Controversy continued to surround former German President Christian Wulff on Thursday in the hours leading up to a torch-lit military parade to officially bid him farewell from office.
His four living predecessors in the post - Walter Scheel, Richard von Weizsäcker, Roman Herzog and Horst Köhler - have all declined to attend the ceremony, as has his designated successor, Joachim Gauck. Leading members of the opposition Social Democrats and the Green Party have also said they will not attend.
The military parade Wulff is to receive at the presidential residence, Berlin's Bellevue Palace, is regarded as a special honor and is reserved for outgoing German presidents, chancellors and defense ministers.
However the circumstances of Wulff's resignation three weeks ago has led many to question whether he is worthy of the ceremony.
The former president had first come under pressure late last year, after the mass-circulation Bild newspaper reported that Wulff had accepted a 500,000-euro ($659,000) mortgage at favorable conditions from the wife of a wealthy businessman.

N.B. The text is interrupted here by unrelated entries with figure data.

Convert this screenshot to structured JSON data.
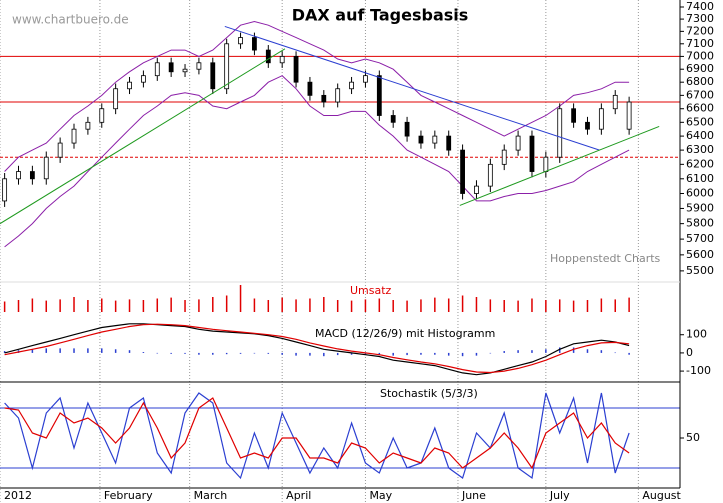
{
  "chart_data": [
    {
      "type": "candlestick",
      "title": "DAX auf Tagesbasis",
      "source": "www.chartbuero.de",
      "credit": "Hoppenstedt Charts",
      "x": [
        1,
        4,
        7,
        10,
        13,
        16,
        19,
        22,
        25,
        28,
        31,
        34,
        37,
        40,
        43,
        46,
        49,
        52,
        55,
        58,
        61,
        64,
        67,
        70,
        73,
        76,
        79,
        82,
        85,
        88,
        91,
        94,
        97,
        100,
        103,
        106,
        109,
        112,
        115,
        118,
        121,
        124,
        127,
        130,
        133,
        136
      ],
      "open": [
        5950,
        6100,
        6150,
        6100,
        6250,
        6350,
        6450,
        6500,
        6600,
        6750,
        6800,
        6850,
        6950,
        6880,
        6900,
        6950,
        6750,
        7100,
        7150,
        7050,
        6950,
        7000,
        6800,
        6700,
        6650,
        6750,
        6800,
        6850,
        6550,
        6500,
        6400,
        6350,
        6400,
        6300,
        6000,
        6050,
        6200,
        6300,
        6400,
        6150,
        6250,
        6600,
        6500,
        6450,
        6600,
        6450
      ],
      "high": [
        6140,
        6190,
        6190,
        6290,
        6390,
        6490,
        6540,
        6640,
        6790,
        6840,
        6890,
        6990,
        6990,
        6940,
        6990,
        6990,
        7140,
        7190,
        7190,
        7090,
        7040,
        7040,
        6840,
        6740,
        6790,
        6840,
        6890,
        6890,
        6590,
        6540,
        6440,
        6440,
        6440,
        6340,
        6090,
        6240,
        6340,
        6440,
        6440,
        6290,
        6640,
        6640,
        6540,
        6640,
        6740,
        6690
      ],
      "low": [
        5910,
        6060,
        6060,
        6060,
        6210,
        6310,
        6410,
        6460,
        6560,
        6710,
        6760,
        6810,
        6840,
        6840,
        6860,
        6710,
        6710,
        7060,
        7010,
        6910,
        6910,
        6760,
        6660,
        6610,
        6610,
        6710,
        6760,
        6510,
        6460,
        6360,
        6310,
        6310,
        6260,
        5960,
        5960,
        6010,
        6160,
        6260,
        6110,
        6110,
        6210,
        6460,
        6410,
        6410,
        6560,
        6410
      ],
      "close": [
        6100,
        6150,
        6100,
        6250,
        6350,
        6450,
        6500,
        6600,
        6750,
        6800,
        6850,
        6950,
        6880,
        6900,
        6950,
        6750,
        7100,
        7150,
        7050,
        6950,
        7000,
        6800,
        6700,
        6650,
        6750,
        6800,
        6850,
        6550,
        6500,
        6400,
        6350,
        6400,
        6300,
        6000,
        6050,
        6200,
        6300,
        6400,
        6150,
        6250,
        6600,
        6500,
        6450,
        6600,
        6700,
        6650
      ],
      "up_color": "#ffffff",
      "down_color": "#000000",
      "bands": [
        {
          "color": "#8b1fa8",
          "values": [
            6150,
            6250,
            6300,
            6350,
            6450,
            6550,
            6620,
            6700,
            6800,
            6880,
            6950,
            7000,
            7050,
            7050,
            7000,
            7050,
            7150,
            7250,
            7280,
            7250,
            7200,
            7150,
            7100,
            7050,
            6980,
            6950,
            6980,
            6950,
            6900,
            6800,
            6700,
            6650,
            6600,
            6550,
            6500,
            6450,
            6400,
            6450,
            6500,
            6550,
            6620,
            6700,
            6720,
            6750,
            6800,
            6800
          ]
        },
        {
          "color": "#8b1fa8",
          "values": [
            5650,
            5720,
            5800,
            5900,
            5980,
            6050,
            6150,
            6250,
            6350,
            6450,
            6550,
            6620,
            6700,
            6720,
            6700,
            6620,
            6600,
            6650,
            6700,
            6800,
            6850,
            6750,
            6620,
            6550,
            6550,
            6580,
            6580,
            6480,
            6400,
            6300,
            6250,
            6200,
            6150,
            6050,
            5950,
            5950,
            5980,
            6000,
            6000,
            6020,
            6050,
            6080,
            6150,
            6200,
            6250,
            6300
          ]
        }
      ],
      "hlines": [
        {
          "value": 7000,
          "color": "#e00000"
        },
        {
          "value": 6650,
          "color": "#e00000"
        },
        {
          "value": 6250,
          "color": "#e00000",
          "dashed": true
        }
      ],
      "trendlines": [
        {
          "color": "#2b3fd1",
          "x": [
            48.6,
            129.6
          ],
          "y": [
            7240,
            6300
          ]
        },
        {
          "color": "#1f9a1f",
          "x": [
            0,
            61.6
          ],
          "y": [
            5800,
            7060
          ]
        },
        {
          "color": "#1f9a1f",
          "x": [
            99.4,
            142.5
          ],
          "y": [
            5920,
            6470
          ]
        }
      ],
      "log_scale": true,
      "xlim": [
        0,
        147
      ],
      "ylim": [
        5450,
        7450
      ],
      "yticks": [
        5500,
        5600,
        5700,
        5800,
        5900,
        6000,
        6100,
        6200,
        6300,
        6400,
        6500,
        6600,
        6700,
        6800,
        6900,
        7000,
        7100,
        7200,
        7300,
        7400
      ]
    },
    {
      "type": "bar",
      "title": "Umsatz",
      "color": "#e00000",
      "x": [
        1,
        4,
        7,
        10,
        13,
        16,
        19,
        22,
        25,
        28,
        31,
        34,
        37,
        40,
        43,
        46,
        49,
        52,
        55,
        58,
        61,
        64,
        67,
        70,
        73,
        76,
        79,
        82,
        85,
        88,
        91,
        94,
        97,
        100,
        103,
        106,
        109,
        112,
        115,
        118,
        121,
        124,
        127,
        130,
        133,
        136
      ],
      "values": [
        35,
        40,
        45,
        38,
        42,
        50,
        40,
        45,
        38,
        42,
        40,
        45,
        48,
        40,
        42,
        50,
        55,
        90,
        45,
        40,
        48,
        42,
        45,
        50,
        40,
        38,
        42,
        45,
        40,
        38,
        42,
        48,
        45,
        55,
        50,
        42,
        40,
        38,
        45,
        40,
        42,
        38,
        40,
        45,
        42,
        48
      ],
      "xlim": [
        0,
        147
      ],
      "ylim": [
        0,
        100
      ]
    },
    {
      "type": "macd",
      "title": "MACD (12/26/9) mit Histogramm",
      "x": [
        1,
        4,
        7,
        10,
        13,
        16,
        19,
        22,
        25,
        28,
        31,
        34,
        37,
        40,
        43,
        46,
        49,
        52,
        55,
        58,
        61,
        64,
        67,
        70,
        73,
        76,
        79,
        82,
        85,
        88,
        91,
        94,
        97,
        100,
        103,
        106,
        109,
        112,
        115,
        118,
        121,
        124,
        127,
        130,
        133,
        136
      ],
      "series": [
        {
          "color": "#000000",
          "values": [
            0,
            20,
            40,
            60,
            80,
            100,
            120,
            140,
            150,
            160,
            160,
            155,
            150,
            145,
            130,
            120,
            115,
            110,
            105,
            95,
            80,
            60,
            40,
            20,
            10,
            0,
            -10,
            -20,
            -40,
            -50,
            -60,
            -70,
            -90,
            -110,
            -120,
            -110,
            -90,
            -70,
            -50,
            -20,
            20,
            50,
            60,
            70,
            60,
            40
          ]
        },
        {
          "color": "#e00000",
          "values": [
            -10,
            5,
            20,
            35,
            55,
            75,
            95,
            115,
            130,
            145,
            155,
            158,
            155,
            150,
            140,
            130,
            122,
            115,
            108,
            100,
            90,
            75,
            55,
            38,
            22,
            10,
            0,
            -10,
            -25,
            -38,
            -50,
            -60,
            -75,
            -92,
            -105,
            -108,
            -100,
            -85,
            -65,
            -40,
            -10,
            20,
            40,
            55,
            58,
            50
          ]
        }
      ],
      "histogram": {
        "color": "#2b3fd1",
        "values": [
          10,
          15,
          20,
          25,
          25,
          25,
          25,
          25,
          20,
          15,
          5,
          -3,
          -5,
          -5,
          -10,
          -10,
          -7,
          -5,
          -3,
          -5,
          -10,
          -15,
          -15,
          -18,
          -12,
          -10,
          -10,
          -10,
          -15,
          -12,
          -10,
          -10,
          -15,
          -18,
          -15,
          -2,
          10,
          15,
          15,
          20,
          30,
          30,
          20,
          15,
          2,
          -10
        ]
      },
      "xlim": [
        0,
        147
      ],
      "ylim": [
        -160,
        170
      ],
      "yticks": [
        -100,
        0,
        100
      ]
    },
    {
      "type": "line",
      "title": "Stochastik (5/3/3)",
      "x": [
        1,
        4,
        7,
        10,
        13,
        16,
        19,
        22,
        25,
        28,
        31,
        34,
        37,
        40,
        43,
        46,
        49,
        52,
        55,
        58,
        61,
        64,
        67,
        70,
        73,
        76,
        79,
        82,
        85,
        88,
        91,
        94,
        97,
        100,
        103,
        106,
        109,
        112,
        115,
        118,
        121,
        124,
        127,
        130,
        133,
        136
      ],
      "series": [
        {
          "color": "#2b3fd1",
          "values": [
            85,
            70,
            20,
            75,
            90,
            40,
            85,
            55,
            25,
            80,
            90,
            35,
            15,
            75,
            95,
            85,
            25,
            10,
            55,
            20,
            75,
            45,
            15,
            40,
            20,
            65,
            25,
            15,
            50,
            20,
            25,
            60,
            20,
            10,
            55,
            40,
            75,
            20,
            10,
            95,
            55,
            90,
            25,
            95,
            15,
            55
          ]
        },
        {
          "color": "#e00000",
          "values": [
            80,
            78,
            55,
            50,
            75,
            65,
            70,
            60,
            45,
            60,
            85,
            60,
            30,
            45,
            80,
            90,
            60,
            30,
            35,
            30,
            50,
            50,
            30,
            30,
            25,
            45,
            40,
            25,
            35,
            30,
            25,
            40,
            35,
            20,
            30,
            40,
            55,
            40,
            20,
            55,
            65,
            75,
            50,
            65,
            45,
            35
          ]
        }
      ],
      "hlines": [
        {
          "value": 80,
          "color": "#2b3fd1"
        },
        {
          "value": 20,
          "color": "#2b3fd1"
        }
      ],
      "xlim": [
        0,
        147
      ],
      "ylim": [
        0,
        106
      ],
      "yticks": [
        50
      ],
      "xticks": [
        {
          "value": 0,
          "label": "2012"
        },
        {
          "value": 21.6,
          "label": "February"
        },
        {
          "value": 41,
          "label": "March"
        },
        {
          "value": 61,
          "label": "April"
        },
        {
          "value": 79,
          "label": "May"
        },
        {
          "value": 99,
          "label": "June"
        },
        {
          "value": 118,
          "label": "July"
        },
        {
          "value": 138,
          "label": "August"
        }
      ]
    }
  ]
}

When asked by the Lower Saxony assembly whether he had any ties to the businessman in question, Wulff said he did not.
The controversy grew when it emerged weeks later that Wulff had left an angry message on the voice mail of the newspaper's editor-in-chief to demand Bild not publish the story.
The decision by prosecutors to seek to have his immunity lifted came after they found evidence to warrant an "initial suspicion" that he had improperly accepted benefits from or granted them to a film-producer friend. Wulff denied allegations that this friend had paid for a stay at a luxury hotel in 2007.
There has also been controversy about the fact that the 52-year-old Wulff is to receive an annual stipend of 199,000 euros ($262,000), despite the circumstances of his resignation and the fact that he was in office for less than two years.